In Scotland, the Scottish Medicines Consortium considers drugs as NICE does, and it considers worldwide evidence. It will work up a drug in detail. The balance for us seems to be slightly more on effectiveness than cost, although obviously cost is part of it. Our impression is that, for NICE, cost would sometimes be a bigger component. They are both looking at cost-effectiveness, and we all know there is not an infinite pot of money.

What has changed in our system over the last year is that we have combined our cancer drugs fund with our rare diseases drug fund and simply called it the new drugs fund. The amount in the fund has been quadrupled from £20 million to £80 million, which means that in any year it is a little more flexible in responding to demand, whether that is for drugs for rare diseases or for a new cancer drug. NICE only assesses three drugs a year, so rare drugs are never going to get that work-up. They need a separate system. In Scotland, we have pathways to follow for rare diseases and ultra-diseases.

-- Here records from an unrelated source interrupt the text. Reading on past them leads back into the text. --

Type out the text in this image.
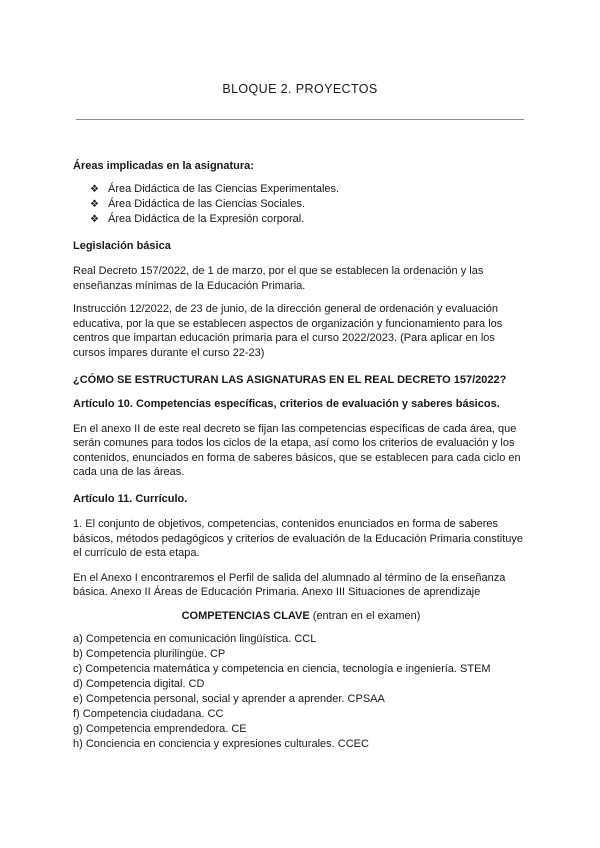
BLOQUE 2. PROYECTOS

Áreas implicadas en la asignatura:

❖ Área Didáctica de las Ciencias Experimentales.
❖ Área Didáctica de las Ciencias Sociales.
❖ Área Didáctica de la Expresión corporal.

Legislación básica

Real Decreto 157/2022, de 1 de marzo, por el que se establecen la ordenación y las enseñanzas mínimas de la Educación Primaria.

Instrucción 12/2022, de 23 de junio, de la dirección general de ordenación y evaluación educativa, por la que se establecen aspectos de organización y funcionamiento para los centros que impartan educación primaria para el curso 2022/2023. (Para aplicar en los cursos impares durante el curso 22-23)

¿CÓMO SE ESTRUCTURAN LAS ASIGNATURAS EN EL REAL DECRETO 157/2022?

Artículo 10. Competencias específicas, criterios de evaluación y saberes básicos.

En el anexo II de este real decreto se fijan las competencias específicas de cada área, que serán comunes para todos los ciclos de la etapa, así como los criterios de evaluación y los contenidos, enunciados en forma de saberes básicos, que se establecen para cada ciclo en cada una de las áreas.

Artículo 11. Currículo.

1. El conjunto de objetivos, competencias, contenidos enunciados en forma de saberes básicos, métodos pedagógicos y criterios de evaluación de la Educación Primaria constituye el currículo de esta etapa.

En el Anexo I encontraremos el Perfil de salida del alumnado al término de la enseñanza básica. Anexo II Áreas de Educación Primaria. Anexo III Situaciones de aprendizaje

COMPETENCIAS CLAVE (entran en el examen)

a) Competencia en comunicación lingüística. CCL
b) Competencia plurilingüe. CP
c) Competencia matemática y competencia en ciencia, tecnología e ingeniería. STEM
d) Competencia digital. CD
e) Competencia personal, social y aprender a aprender. CPSAA
f) Competencia ciudadana. CC
g) Competencia emprendedora. CE
h) Conciencia en conciencia y expresiones culturales. CCEC
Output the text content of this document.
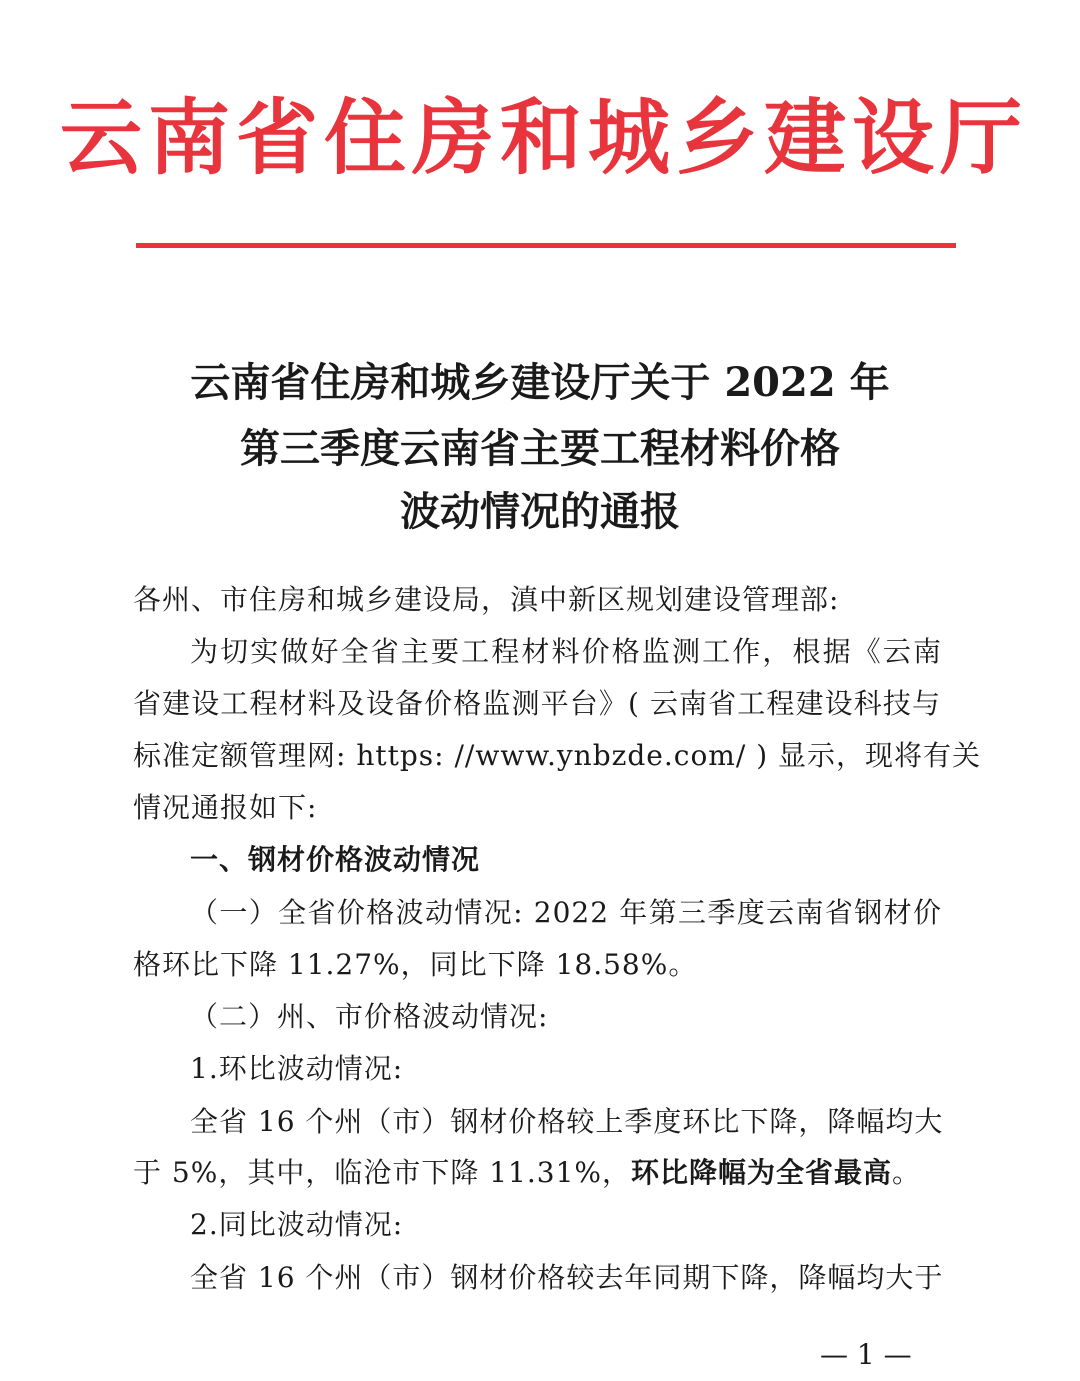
云南省住房和城乡建设厅
云南省住房和城乡建设厅关于 2022 年
第三季度云南省主要工程材料价格
波动情况的通报
各州、市住房和城乡建设局，滇中新区规划建设管理部:
为切实做好全省主要工程材料价格监测工作，根据《云南
省建设工程材料及设备价格监测平台》( 云南省工程建设科技与
标准定额管理网: https: //www.ynbzde.com/ ) 显示，现将有关
情况通报如下:
一、钢材价格波动情况
（一）全省价格波动情况: 2022 年第三季度云南省钢材价
格环比下降 11.27%，同比下降 18.58%。
（二）州、市价格波动情况:
1.环比波动情况:
全省 16 个州（市）钢材价格较上季度环比下降，降幅均大
于 5%，其中，临沧市下降 11.31%，环比降幅为全省最高。
2.同比波动情况:
全省 16 个州（市）钢材价格较去年同期下降，降幅均大于
— 1 —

The biggest change in Scotland in the last year is patient and clinician evaluation. If the evidence for a drug is so strong that it will go through on the nod and there is not an issue, that is fine and PACE is not engendered; but if things look more finely balanced or the drug will not go through, patient groups or drug companies can request a PACE assessment. That will involve expert clinicians, patients and patient groups, and allows people to get slightly outside the numbers and talk about life change, quality of life and money saved in respect of other aspects of the NHS—things that perhaps do not appear in a research paper. That is what is required: a system.

At the end of the day, the system will not produce a favourable result for every single person and every single new drug in the world, but it has to be fair. We cannot have things not being looked at properly, or individual requests being used as the main way of accessing a drug. The system I am talking about is meant to be a transition—supporting young people, for example, who have been on a trial, by giving them access on a compassionate basis, while we get through the paperwork prior to a drug being accepted. It cannot be left as the main method.

Jonathan Edwards Portrait Jonathan Edwards (Carmarthen East and Dinefwr) (PC)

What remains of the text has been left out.